Merci infiniment pour votre analyse judicieuse et approfondie de la sensation ou du sentiment de culpabilité que nous ressentons les un et les autres à tel ou tel moment de notre vie.
Sentiment ressenti de façon "interne", comme entre soi et soi, mais sous le regard dominant et plein de reproches d'autrui, que ce dernier soit présent ou que nous l'imaginions nous faisant reproche.

"L'oeil était dans la tombe et regardait Caïn", énonce Hugo dans son célèbre poème La conscience.
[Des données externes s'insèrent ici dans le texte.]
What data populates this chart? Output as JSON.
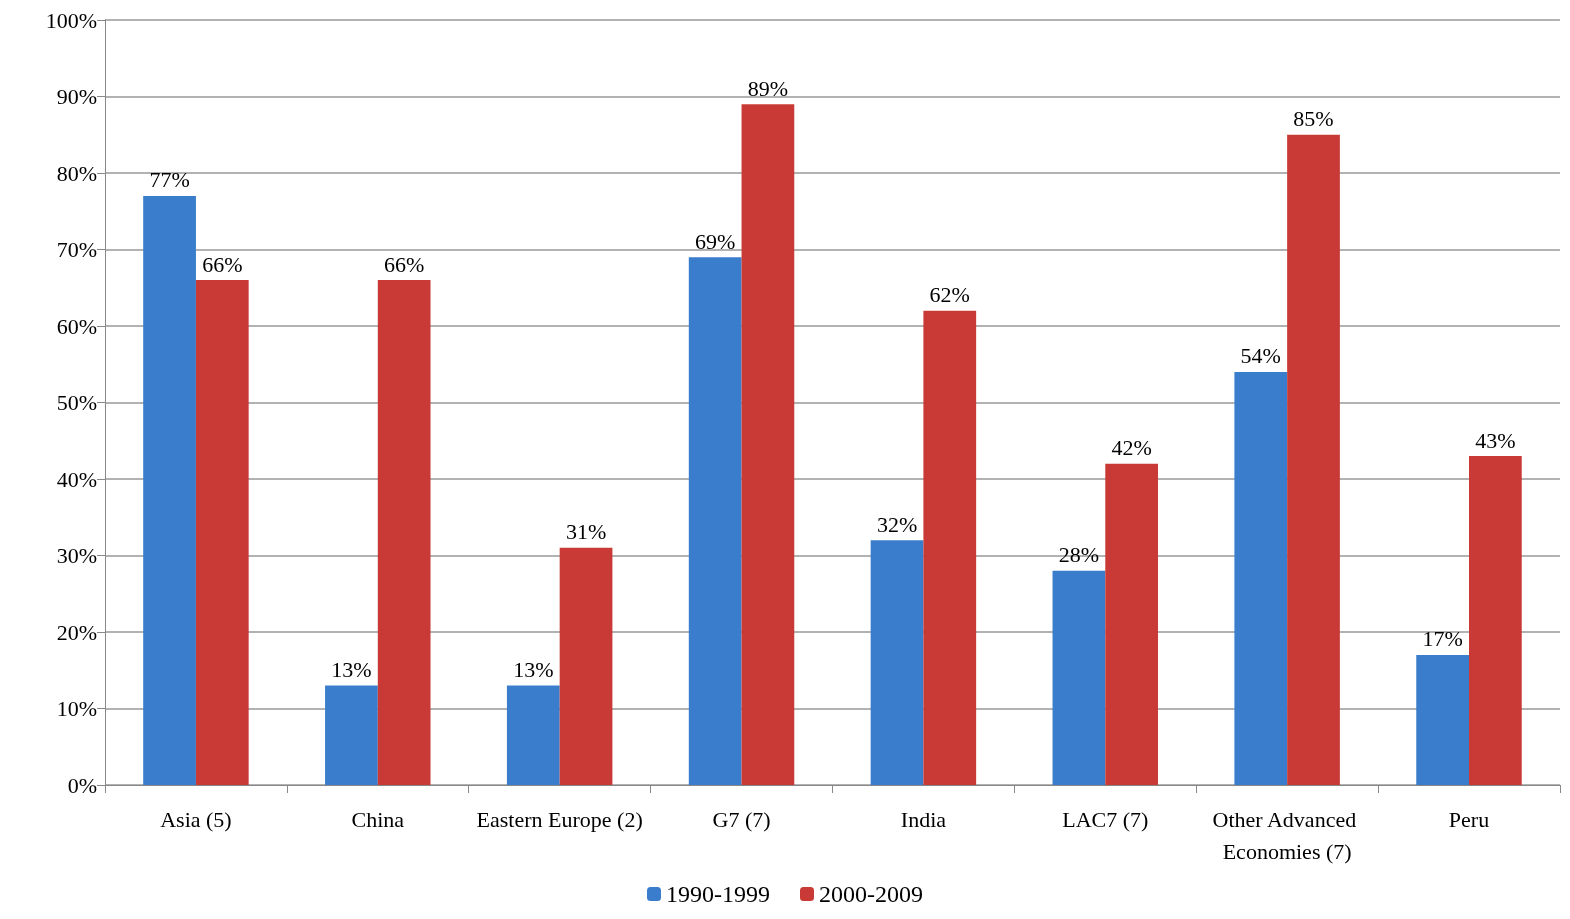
{
  "chart_data": {
    "type": "bar",
    "categories": [
      "Asia (5)",
      "China",
      "Eastern Europe (2)",
      "G7 (7)",
      "India",
      "LAC7 (7)",
      "Other Advanced Economies (7)",
      "Peru"
    ],
    "series": [
      {
        "name": "1990-1999",
        "color": "#3a7dcc",
        "values": [
          77,
          13,
          13,
          69,
          32,
          28,
          54,
          17
        ],
        "value_labels": [
          "77%",
          "13%",
          "13%",
          "69%",
          "32%",
          "28%",
          "54%",
          "17%"
        ]
      },
      {
        "name": "2000-2009",
        "color": "#c93a36",
        "values": [
          66,
          66,
          31,
          89,
          62,
          42,
          85,
          43
        ],
        "value_labels": [
          "66%",
          "66%",
          "31%",
          "89%",
          "62%",
          "42%",
          "85%",
          "43%"
        ]
      }
    ],
    "ylim": [
      0,
      100
    ],
    "yticks": [
      {
        "value": 0,
        "label": "0%"
      },
      {
        "value": 10,
        "label": "10%"
      },
      {
        "value": 20,
        "label": "20%"
      },
      {
        "value": 30,
        "label": "30%"
      },
      {
        "value": 40,
        "label": "40%"
      },
      {
        "value": 50,
        "label": "50%"
      },
      {
        "value": 60,
        "label": "60%"
      },
      {
        "value": 70,
        "label": "70%"
      },
      {
        "value": 80,
        "label": "80%"
      },
      {
        "value": 90,
        "label": "90%"
      },
      {
        "value": 100,
        "label": "100%"
      }
    ],
    "grid": "y",
    "legend": "bottom"
  }
}
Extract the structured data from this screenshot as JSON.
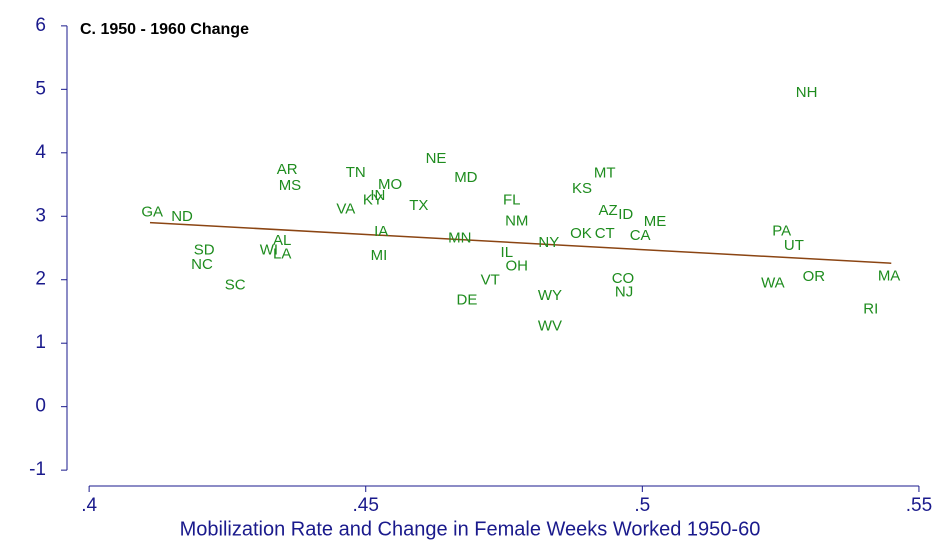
{
  "chart_data": {
    "type": "scatter",
    "title": "C. 1950 - 1960 Change",
    "x_label": "Mobilization Rate and Change in Female Weeks Worked 1950-60",
    "xlim": [
      0.396,
      0.552
    ],
    "ylim": [
      -1.25,
      6.25
    ],
    "xticks": [
      {
        "value": 0.4,
        "label": ".4"
      },
      {
        "value": 0.45,
        "label": ".45"
      },
      {
        "value": 0.5,
        "label": ".5"
      },
      {
        "value": 0.55,
        "label": ".55"
      }
    ],
    "yticks": [
      -1,
      0,
      1,
      2,
      3,
      4,
      5,
      6
    ],
    "series": [
      {
        "color": "#1e8c1e",
        "labels": [
          "GA",
          "ND",
          "SD",
          "NC",
          "SC",
          "AR",
          "MS",
          "WI",
          "AL",
          "LA",
          "TN",
          "MO",
          "IN",
          "KY",
          "VA",
          "TX",
          "IA",
          "MI",
          "NE",
          "MD",
          "MN",
          "FL",
          "NM",
          "IL",
          "NY",
          "OH",
          "VT",
          "DE",
          "WY",
          "WV",
          "MT",
          "KS",
          "AZ",
          "ID",
          "ME",
          "OK",
          "CT",
          "CA",
          "CO",
          "NJ",
          "NH",
          "PA",
          "UT",
          "WA",
          "OR",
          "MA",
          "RI"
        ],
        "x": [
          0.4114,
          0.4168,
          0.4208,
          0.4204,
          0.4264,
          0.4358,
          0.4363,
          0.4325,
          0.4349,
          0.4349,
          0.4482,
          0.4544,
          0.4522,
          0.4513,
          0.4464,
          0.4596,
          0.4528,
          0.4524,
          0.4627,
          0.4681,
          0.467,
          0.4764,
          0.4773,
          0.4755,
          0.4831,
          0.4773,
          0.4725,
          0.4683,
          0.4833,
          0.4833,
          0.4932,
          0.4891,
          0.4938,
          0.497,
          0.5023,
          0.4889,
          0.4932,
          0.4996,
          0.4965,
          0.4967,
          0.5297,
          0.5252,
          0.5274,
          0.5236,
          0.531,
          0.5446,
          0.5413
        ],
        "y": [
          3.06,
          2.99,
          2.46,
          2.23,
          1.91,
          3.73,
          3.48,
          2.46,
          2.61,
          2.4,
          3.68,
          3.49,
          3.32,
          3.25,
          3.11,
          3.16,
          2.75,
          2.37,
          3.9,
          3.6,
          2.65,
          3.25,
          2.92,
          2.42,
          2.58,
          2.21,
          1.99,
          1.67,
          1.74,
          1.26,
          3.67,
          3.43,
          3.08,
          3.02,
          2.91,
          2.72,
          2.72,
          2.69,
          2.01,
          1.8,
          4.94,
          2.76,
          2.53,
          1.94,
          2.04,
          2.05,
          1.53
        ]
      }
    ],
    "fit_line": {
      "color": "#8b4513",
      "x": [
        0.411,
        0.545
      ],
      "y": [
        2.9,
        2.26
      ]
    }
  }
}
Ce sentiment de la faute, vous le savez, est profondément et intensément chrétien. Le thème ou la doctrine même de la faute, du péché originel constitutif de l'humanité, de son histoire, et par suite de chacune de nos histoires et vies personnelles, c'est le coeur même de la culture occidentale et de notre éducation. Je n'insiste pas.

Par comparaison ou différence, on trouve peu dans d'autres civilisations et cultures, du moins d'une façon nettement minorée, ce sentiment du surplomb de l'autorité qui nous reproche et nous désigne coupable et nous force à nous ressentir coupable.

Je n'ose pas imaginer d'ailleurs, ou construire par imagination, un être qui jamais ne se sentirait en aucune occasion coupable devant autrui. Ce serait un être ou un type humain au-delà du cynisme et de l'immoralité absolue, si on peut seulement en concevoir l'idée.

Les régimes totalitaires du XXe siècle, nazisme ou stalinisme, ont presque réussi à fabriquer des personnes, fonctionnaires ou soldats, sans état d'âme, sans sentiment de culpabilité. Mais cette fabrication se réalisait toujours sous le regard d'autrui ou de l'Oeil qui toujours surveillait, punissait ou récompensait.
Ainsi, pour les commandos spéciaux de SS qui parcouraient dès 1941 les pays de l'Est, Pologne, Ukraine, etc, conquis, et abattaient systématiquement tous les habitants, méticuleusement, un par un, il était parfaitement admis par le groupe comme par la hiérarchie que tel ou tel SS puisse avoir des faiblesses, manifeste une gêne à assassiner, gêne diagnostiquée comme une ébauche de sentiment de culpabilité. Mais, quand venait ton tour et ton jour de massacrer, aucune pitié, aucune sensiblerie n'était admise. Pas de culpabilité autorisée.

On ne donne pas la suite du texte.